Attente fébrile. Spéculations. Hystérie des fans.
Puis pandémie. « Top Gun 2 » est reporté, comme tant d’autres longs-métrages…
Mai 2022.
Je (re)visionne dans mon salon, avec mon fiston de quinze ans, le premier volet, espérant un engouement de sa part, voire une motivation immédiate pour voir ces chevaliers du ciel.
Compte-rendu du rejeton :  » C’est un film machiste et la musique est trop redondante ! ».
J’ose un « Prêt pour « Maverick »? »
Why Not ?
Matinée et grande salle à moitié bondée. Le succès est au rendez-vous et le public adulte aussi, même si l’on décèle, ça et là, quelques adolescents…
Visionnage.

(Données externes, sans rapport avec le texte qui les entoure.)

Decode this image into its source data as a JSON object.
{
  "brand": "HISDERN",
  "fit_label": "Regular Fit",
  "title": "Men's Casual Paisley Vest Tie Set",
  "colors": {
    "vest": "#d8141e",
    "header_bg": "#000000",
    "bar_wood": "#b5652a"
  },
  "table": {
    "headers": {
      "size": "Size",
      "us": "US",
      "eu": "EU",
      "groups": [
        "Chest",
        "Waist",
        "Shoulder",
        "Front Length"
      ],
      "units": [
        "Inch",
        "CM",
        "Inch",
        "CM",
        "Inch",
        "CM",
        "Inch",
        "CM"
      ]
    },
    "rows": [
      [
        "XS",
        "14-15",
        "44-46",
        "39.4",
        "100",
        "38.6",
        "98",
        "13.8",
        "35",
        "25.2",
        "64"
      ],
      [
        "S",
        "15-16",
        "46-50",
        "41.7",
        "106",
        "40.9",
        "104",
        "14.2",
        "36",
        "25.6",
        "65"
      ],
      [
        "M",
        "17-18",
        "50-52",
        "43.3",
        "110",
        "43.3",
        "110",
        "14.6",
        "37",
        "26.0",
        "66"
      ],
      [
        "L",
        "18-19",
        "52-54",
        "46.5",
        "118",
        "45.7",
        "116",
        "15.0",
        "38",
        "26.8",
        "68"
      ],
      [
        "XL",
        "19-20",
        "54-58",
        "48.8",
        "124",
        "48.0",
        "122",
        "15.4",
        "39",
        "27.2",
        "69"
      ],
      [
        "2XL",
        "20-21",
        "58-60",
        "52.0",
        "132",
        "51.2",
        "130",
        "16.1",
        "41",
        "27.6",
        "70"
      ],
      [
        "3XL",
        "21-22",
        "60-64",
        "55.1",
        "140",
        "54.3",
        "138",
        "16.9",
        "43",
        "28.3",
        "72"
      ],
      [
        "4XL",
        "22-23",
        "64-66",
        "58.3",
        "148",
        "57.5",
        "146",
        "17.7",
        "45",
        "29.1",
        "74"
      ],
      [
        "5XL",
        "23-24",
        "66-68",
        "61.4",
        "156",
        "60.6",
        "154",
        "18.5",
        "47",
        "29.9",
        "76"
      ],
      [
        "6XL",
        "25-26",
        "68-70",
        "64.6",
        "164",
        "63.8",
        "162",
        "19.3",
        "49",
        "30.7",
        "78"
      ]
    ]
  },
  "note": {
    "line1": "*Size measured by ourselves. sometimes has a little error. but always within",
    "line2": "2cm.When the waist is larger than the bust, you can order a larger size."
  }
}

Poils dressés dès l’introduction et l’émotion qui fait des circonvolutions.
Larguons un missile : « Top Gun Maverick » est le film à grand spectacle que l’on n’attendait plus.
C’est avec un respect infini pour son public et une intelligence surprenante que ce deuxième opus déploie ses ailes.
Scénario en raccord total avec son prédécesseur, distribution transgénérationnelle et réalisation racée, ce blockbuster nous étreint par l’émotion qu’il diffuse en pointillé.
Car cette histoire de deuil, de vieillesse et de transmission tend vers l’universel tout en s’adressant à chacun(e) d’entre nous.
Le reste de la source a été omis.